Around 25 per cent of the seats will be reserved for women. At the state level, there will be an eight-member unit, with a president and vice-president, and six general secretaries. Two general secretaries will be female and one a member of the scheduled castes and scheduled tribes. Eden said there was a massive increase in NSUI membership in Uttarakhand, from 6,000 to 36,000, after the elections. In Chhattisgarh, there were 79,000 members. In JNU, which has 5,000 students, 1,737 were in the NSUI, he said. “It is important to note that no other party has started such an exercise in its youth units. It is like a mini general election or an Assembly election,” said Abhishek Singhvi, Congress spokesperson.
Rahul is also involved in a nationwide talent hunt to choose office-bearers for the NSUI till the elections. “Choosing office-bearers this way is better than nominating them,” said Eden, who was chosen in a talent hunt. However, not everybody in the organisation is happy with the decision to tieup with Lyngdoh. The NSUI recently suffered a huge loss in the polls to the Delhi University Students Union (DUSU). It was largely attributed to the strict guidelines imposed in pursuance of the recommendations by the Supreme Court-appointed Lyngdoh Committee on students’ elections. A section of the NSUI leadership is apprehensive of the role being played by FAME in the backdrop of the DUSU debacle. Some of them have complained that the guidelines for the elections set by FAME could hamper talented candidates’ chances.

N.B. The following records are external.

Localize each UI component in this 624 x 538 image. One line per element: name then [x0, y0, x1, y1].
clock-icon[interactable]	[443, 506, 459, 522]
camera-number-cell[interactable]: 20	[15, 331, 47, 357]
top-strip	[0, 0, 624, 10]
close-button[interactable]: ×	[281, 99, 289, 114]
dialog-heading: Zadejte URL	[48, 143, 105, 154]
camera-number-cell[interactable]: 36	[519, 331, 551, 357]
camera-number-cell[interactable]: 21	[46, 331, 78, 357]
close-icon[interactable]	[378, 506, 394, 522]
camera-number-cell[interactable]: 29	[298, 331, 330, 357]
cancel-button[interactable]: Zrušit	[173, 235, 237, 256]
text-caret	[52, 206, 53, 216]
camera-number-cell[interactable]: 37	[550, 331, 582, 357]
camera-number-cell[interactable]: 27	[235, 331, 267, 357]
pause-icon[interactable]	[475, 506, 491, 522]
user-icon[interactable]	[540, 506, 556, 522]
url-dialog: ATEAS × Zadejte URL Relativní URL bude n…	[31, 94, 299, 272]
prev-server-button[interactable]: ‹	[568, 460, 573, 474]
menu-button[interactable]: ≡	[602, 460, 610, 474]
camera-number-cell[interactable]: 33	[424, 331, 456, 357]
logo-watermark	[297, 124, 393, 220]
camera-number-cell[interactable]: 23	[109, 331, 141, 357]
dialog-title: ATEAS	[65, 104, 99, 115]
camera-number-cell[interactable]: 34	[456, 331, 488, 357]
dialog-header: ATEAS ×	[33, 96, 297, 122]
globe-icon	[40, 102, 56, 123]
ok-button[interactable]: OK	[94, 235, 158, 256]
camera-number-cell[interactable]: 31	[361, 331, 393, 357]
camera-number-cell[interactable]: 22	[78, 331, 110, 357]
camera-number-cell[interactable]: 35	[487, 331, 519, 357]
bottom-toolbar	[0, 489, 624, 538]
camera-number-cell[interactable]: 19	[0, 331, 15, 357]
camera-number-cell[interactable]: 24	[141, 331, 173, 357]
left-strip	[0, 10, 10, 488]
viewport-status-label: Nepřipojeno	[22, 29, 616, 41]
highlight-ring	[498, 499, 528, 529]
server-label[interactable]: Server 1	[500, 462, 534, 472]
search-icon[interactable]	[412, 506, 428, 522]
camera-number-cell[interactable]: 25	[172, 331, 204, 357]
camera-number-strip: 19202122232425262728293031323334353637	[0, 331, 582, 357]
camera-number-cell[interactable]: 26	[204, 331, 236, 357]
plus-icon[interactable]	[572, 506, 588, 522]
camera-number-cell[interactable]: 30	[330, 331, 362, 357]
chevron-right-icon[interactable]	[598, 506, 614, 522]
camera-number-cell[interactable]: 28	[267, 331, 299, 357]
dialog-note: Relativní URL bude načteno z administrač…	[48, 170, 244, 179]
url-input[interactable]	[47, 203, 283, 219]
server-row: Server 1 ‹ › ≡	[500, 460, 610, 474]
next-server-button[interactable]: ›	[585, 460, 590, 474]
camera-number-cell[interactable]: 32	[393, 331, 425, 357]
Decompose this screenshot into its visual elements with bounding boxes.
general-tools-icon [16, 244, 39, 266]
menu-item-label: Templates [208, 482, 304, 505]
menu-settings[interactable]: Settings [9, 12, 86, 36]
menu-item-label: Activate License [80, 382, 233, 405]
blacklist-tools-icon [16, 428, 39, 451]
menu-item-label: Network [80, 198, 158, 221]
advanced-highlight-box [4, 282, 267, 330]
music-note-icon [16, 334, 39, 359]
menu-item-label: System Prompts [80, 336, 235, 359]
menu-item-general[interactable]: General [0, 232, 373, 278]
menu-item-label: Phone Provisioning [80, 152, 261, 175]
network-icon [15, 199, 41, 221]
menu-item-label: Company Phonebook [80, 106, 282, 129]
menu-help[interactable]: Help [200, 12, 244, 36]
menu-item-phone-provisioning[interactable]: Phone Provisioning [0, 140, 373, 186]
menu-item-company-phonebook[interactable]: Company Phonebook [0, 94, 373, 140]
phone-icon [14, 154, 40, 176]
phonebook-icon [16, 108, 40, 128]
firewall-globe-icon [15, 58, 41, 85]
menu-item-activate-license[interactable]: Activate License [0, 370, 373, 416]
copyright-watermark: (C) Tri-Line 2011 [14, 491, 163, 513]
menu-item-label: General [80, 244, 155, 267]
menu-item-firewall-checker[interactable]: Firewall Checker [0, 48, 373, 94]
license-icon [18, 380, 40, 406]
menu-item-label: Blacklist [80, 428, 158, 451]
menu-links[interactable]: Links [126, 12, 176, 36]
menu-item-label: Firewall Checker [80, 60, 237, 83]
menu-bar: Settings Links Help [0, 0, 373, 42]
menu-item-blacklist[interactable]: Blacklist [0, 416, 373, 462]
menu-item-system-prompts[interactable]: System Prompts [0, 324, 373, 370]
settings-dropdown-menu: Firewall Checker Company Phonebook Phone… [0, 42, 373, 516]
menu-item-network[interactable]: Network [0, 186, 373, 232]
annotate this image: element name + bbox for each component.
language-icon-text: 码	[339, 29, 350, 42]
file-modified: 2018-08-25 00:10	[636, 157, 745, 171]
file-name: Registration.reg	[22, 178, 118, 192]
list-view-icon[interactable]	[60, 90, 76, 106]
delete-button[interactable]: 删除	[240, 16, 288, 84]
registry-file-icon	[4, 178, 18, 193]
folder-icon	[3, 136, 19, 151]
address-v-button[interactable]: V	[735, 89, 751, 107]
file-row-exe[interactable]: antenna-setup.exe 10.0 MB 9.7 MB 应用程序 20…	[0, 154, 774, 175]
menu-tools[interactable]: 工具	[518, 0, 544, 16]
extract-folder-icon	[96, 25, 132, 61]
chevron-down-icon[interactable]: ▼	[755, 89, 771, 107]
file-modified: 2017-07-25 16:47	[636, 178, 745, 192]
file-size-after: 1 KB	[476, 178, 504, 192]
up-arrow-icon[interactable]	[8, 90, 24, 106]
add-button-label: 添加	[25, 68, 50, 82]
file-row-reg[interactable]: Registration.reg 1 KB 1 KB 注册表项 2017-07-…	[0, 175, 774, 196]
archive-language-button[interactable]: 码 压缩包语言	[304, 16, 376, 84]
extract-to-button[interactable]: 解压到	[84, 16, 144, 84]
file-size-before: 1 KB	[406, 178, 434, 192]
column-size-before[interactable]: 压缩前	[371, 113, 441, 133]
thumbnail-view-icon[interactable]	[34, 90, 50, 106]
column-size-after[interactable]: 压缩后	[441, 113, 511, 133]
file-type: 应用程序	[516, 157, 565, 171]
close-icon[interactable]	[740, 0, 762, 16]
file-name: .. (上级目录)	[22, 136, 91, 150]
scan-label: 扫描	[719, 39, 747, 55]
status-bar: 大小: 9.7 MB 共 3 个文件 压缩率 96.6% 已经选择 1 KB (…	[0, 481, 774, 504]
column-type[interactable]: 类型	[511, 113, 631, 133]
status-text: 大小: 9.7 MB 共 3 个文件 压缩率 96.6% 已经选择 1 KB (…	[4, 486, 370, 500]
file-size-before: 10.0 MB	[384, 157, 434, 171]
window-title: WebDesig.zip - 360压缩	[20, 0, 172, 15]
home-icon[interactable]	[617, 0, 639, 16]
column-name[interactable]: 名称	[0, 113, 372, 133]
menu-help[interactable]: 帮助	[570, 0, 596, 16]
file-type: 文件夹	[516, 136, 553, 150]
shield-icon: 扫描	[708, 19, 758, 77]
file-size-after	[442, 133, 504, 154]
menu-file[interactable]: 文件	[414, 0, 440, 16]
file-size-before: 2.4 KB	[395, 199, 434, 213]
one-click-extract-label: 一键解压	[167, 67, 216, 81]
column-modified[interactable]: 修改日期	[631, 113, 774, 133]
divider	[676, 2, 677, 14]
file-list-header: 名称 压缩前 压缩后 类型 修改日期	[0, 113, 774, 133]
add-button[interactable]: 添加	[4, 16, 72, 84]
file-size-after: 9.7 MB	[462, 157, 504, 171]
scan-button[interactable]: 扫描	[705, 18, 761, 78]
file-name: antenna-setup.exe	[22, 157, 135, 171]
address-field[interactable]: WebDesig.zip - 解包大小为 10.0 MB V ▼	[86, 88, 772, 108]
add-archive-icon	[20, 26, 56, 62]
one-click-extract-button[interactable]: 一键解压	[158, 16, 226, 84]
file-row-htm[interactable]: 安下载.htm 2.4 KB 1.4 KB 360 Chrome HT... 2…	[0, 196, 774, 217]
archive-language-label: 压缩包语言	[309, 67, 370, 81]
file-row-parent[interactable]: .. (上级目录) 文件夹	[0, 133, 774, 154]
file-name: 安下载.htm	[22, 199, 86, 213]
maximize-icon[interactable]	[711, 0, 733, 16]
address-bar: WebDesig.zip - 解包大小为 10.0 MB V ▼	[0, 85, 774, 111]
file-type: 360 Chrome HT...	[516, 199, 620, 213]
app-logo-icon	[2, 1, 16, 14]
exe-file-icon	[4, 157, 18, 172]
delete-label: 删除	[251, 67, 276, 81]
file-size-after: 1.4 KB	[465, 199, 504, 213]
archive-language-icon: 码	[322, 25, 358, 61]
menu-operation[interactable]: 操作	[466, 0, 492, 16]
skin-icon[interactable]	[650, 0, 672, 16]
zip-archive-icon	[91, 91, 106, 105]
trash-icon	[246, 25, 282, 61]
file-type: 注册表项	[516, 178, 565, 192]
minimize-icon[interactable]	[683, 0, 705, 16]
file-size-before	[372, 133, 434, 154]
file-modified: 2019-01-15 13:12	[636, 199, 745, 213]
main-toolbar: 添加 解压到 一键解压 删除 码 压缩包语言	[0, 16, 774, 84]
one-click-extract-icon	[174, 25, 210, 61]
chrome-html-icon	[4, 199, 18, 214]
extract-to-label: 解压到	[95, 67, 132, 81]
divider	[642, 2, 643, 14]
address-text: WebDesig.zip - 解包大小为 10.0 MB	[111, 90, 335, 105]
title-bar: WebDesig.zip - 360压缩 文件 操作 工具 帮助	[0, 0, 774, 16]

But Rahul apparently told Lyngdoh, while inking a memorandum of understanding with FAME, that he had doubts about the party machinery conducting the elections in a free and fair manner. There has been criticism about the pace of elections in the Youth Congress. While Rahul has set a deadline of 2010 to complete the elections in all the state units, only four states have completed them, and the revamping exercise is currently on only in Tamil Nadu and Jharkhand. A Youth Congress leader said they were tackling the initial hiccups. “There were difficulties in the beginning,” he said. “But with every election, the process is getting better.”